Le Chef de l’État a rappelé que la Constitution demeure le socle de l’État de droit : « La Constitution n’est ni un instrument de circonstance, ni un objet de convenance. Elle organise notre vie commune, garantit l’équilibre de nos institutions, consacre les droits du peuple et protège la stabilité de la République. »

Dans ce même registre, il a justifié sa décision de transmettre à la Cour constitutionnelle la loi référendaire adoptée par les deux chambres du Parlement afin d’en vérifier la conformité avant une éventuelle promulgation. « C’est dans cet esprit de coopération interinstitutionnelle et de respect de l’État de droit que j’ai déféré cette loi à la Cour constitutionnelle, aux fins d’examen de sa constitutionnalité, avant sa promulgation éventuelle ».

Au-delà de l’aspect juridique, le Président a lancé un appel au dialogue, tout en avertissant que celui-ci ne saurait servir à contourner les institutions. Félix Tshisekedi a, en effet, prévenu que « le dialogue ne peut être détourné de son sens. Il ne saurait devenir un instrument de pression, de contournement des institutions ou de remise en cause de la volonté du peuple. »

Dans un contexte où les appels à manifester se multiplient, le garant de la nation a également adressé un avertissement contre toute dérive violente : « Le recours à la violence, aux armes, à la haine, à la désinformation ou à toute forme d’atteinte à notre souveraineté et à notre intégrité territoriale ne saurait constituer un mode d’expression politique. »

Enfin, le Chef de l’État a appelé aussi bien la majorité que l’opposition à privilégier la responsabilité face aux défis sécuritaires auxquels le pays est confronté. « Face aux défis qui pèsent sur notre pays, l’unité nationale n’est pas une option : elle est une exigence historique, elle est un impératif absolu. »

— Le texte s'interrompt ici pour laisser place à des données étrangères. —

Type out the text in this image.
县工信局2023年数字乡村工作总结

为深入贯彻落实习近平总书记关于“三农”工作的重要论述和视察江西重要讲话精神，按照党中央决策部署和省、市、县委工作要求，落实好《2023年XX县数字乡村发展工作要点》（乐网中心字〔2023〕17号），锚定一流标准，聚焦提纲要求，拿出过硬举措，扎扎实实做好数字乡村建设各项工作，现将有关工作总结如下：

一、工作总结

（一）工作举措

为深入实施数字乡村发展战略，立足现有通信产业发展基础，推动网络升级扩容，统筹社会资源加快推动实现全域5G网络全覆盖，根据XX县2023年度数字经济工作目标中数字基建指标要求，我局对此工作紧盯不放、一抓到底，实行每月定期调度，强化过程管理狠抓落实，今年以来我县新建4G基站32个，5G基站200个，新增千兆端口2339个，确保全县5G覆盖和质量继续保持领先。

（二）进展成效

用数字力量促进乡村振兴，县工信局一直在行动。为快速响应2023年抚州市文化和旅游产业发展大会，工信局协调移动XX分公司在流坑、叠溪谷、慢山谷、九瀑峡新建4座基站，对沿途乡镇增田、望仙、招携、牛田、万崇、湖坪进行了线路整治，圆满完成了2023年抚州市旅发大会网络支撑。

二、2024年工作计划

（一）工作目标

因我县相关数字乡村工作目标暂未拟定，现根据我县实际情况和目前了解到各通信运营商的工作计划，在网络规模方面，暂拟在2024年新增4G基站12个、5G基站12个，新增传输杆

À quelques jours de la manifestation annoncée par l’opposition le 8 juillet, ces déclarations apparaissent comme une tentative de désamorcer une séquence politique potentiellement explosive. Alors que les organisateurs affirment vouloir exercer un droit constitutionnel de manifester pacifiquement, les autorités, de leur côté, insistent sur la préservation de l’ordre public.

Dans un pays encore confronté à une guerre persistante dans sa partie orientale, plusieurs acteurs nationaux et internationaux appellent désormais l’ensemble de la classe politique à faire preuve de retenue afin d’éviter que les tensions politiques ne dégénèrent en violences.